Squid Ink is one of Paint & Paper Library's brilliant deep charcoals — that almost-black slate with just enough blue-grey depth to stop it reading flat. Lovely colour, but the price tag stings if you're doing a whole room.
Your best-value swap is Dulux Smokey Slate (LRV 12.3), which lands at ΔE 3.6 from the original. That's not an imperceptible match — anything under 2.5 is what I'd call very close — but at 3.6 you're in territory where, on a wall, in normal light, virtually nobody would clock the difference. The slightly lower LRV means it reads a touch deeper, which honestly suits a colour like this. For a dark drama wall, Smokey Slate is the sensible call.

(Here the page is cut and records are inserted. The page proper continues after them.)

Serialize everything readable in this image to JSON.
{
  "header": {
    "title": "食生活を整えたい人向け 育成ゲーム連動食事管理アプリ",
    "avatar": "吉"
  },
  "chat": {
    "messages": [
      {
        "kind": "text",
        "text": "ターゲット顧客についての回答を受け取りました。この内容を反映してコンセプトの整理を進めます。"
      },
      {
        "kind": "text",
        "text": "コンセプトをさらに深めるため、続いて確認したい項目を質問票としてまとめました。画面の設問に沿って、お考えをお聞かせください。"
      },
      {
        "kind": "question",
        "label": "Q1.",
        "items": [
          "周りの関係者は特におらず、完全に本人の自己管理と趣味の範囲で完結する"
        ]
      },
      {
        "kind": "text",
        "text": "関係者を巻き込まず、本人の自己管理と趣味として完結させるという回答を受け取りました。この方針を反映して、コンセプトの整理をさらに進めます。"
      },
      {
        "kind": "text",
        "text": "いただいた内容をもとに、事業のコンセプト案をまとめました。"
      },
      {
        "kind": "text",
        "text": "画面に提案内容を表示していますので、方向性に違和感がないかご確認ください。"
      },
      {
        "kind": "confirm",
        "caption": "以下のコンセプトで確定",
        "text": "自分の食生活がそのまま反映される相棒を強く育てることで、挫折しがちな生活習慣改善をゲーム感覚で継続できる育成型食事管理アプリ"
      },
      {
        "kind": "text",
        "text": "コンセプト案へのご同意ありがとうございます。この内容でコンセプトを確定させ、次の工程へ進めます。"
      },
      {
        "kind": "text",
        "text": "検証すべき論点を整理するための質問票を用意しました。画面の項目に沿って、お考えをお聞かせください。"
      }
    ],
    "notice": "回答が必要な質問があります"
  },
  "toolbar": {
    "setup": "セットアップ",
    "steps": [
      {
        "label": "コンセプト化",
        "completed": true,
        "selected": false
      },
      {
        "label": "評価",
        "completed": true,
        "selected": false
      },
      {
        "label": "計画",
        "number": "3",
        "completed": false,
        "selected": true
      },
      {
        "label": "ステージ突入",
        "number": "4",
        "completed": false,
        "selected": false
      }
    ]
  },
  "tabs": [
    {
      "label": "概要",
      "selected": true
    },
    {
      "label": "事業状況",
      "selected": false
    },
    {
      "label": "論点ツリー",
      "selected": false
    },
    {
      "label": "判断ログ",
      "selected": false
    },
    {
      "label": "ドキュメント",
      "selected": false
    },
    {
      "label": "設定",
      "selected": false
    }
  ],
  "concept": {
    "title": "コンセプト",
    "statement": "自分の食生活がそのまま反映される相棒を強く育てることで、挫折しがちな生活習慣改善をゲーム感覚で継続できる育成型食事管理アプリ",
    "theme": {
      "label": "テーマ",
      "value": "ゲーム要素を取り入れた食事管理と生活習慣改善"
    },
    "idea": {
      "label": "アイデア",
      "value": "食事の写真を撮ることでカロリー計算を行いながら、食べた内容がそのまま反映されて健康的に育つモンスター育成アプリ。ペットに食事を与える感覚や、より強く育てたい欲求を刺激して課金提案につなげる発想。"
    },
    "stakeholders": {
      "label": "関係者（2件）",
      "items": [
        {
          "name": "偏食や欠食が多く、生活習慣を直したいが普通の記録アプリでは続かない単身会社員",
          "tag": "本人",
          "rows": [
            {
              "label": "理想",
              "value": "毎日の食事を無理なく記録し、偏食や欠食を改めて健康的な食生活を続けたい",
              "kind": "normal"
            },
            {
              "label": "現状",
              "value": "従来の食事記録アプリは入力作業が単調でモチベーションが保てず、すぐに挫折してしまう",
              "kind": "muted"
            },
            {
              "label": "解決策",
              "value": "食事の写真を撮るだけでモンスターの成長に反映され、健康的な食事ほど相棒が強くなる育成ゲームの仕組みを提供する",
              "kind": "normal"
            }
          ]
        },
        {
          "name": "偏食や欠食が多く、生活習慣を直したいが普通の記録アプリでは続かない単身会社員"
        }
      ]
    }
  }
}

Crown Work of Art (LRV 9.5) sits at ΔE 4.3 — darker again and a bit further from the source. If you actually want a moodier, blacker finish than Squid Ink, that's no bad thing, but as a faithful dupe it's the weaker of the two budget options.
COAT The Coal Drop (LRV 14) is the lightest of the bunch and the loosest match at ΔE 6.1. That's far enough that I'd treat it as its own colour rather than a Squid Ink stand-in — though COAT's eco credentials and low-VOC formula are a genuine draw if that matters to you.
The usual caveat with very dark colours: ΔE figures are measured under controlled light, but deep tones shift hard depending on what's bouncing around the room. A north-facing space will pull all three colder and inkier; warm artificial light softens them.
Do yourself a favour and get sample pots of Smokey Slate and Squid Ink both, paint two A4 boards, and stand them side by side on the actual wall at different times of day. With darks especially, the board test is non-negotiable — and Smokey Slate will almost certainly win you over once it's up.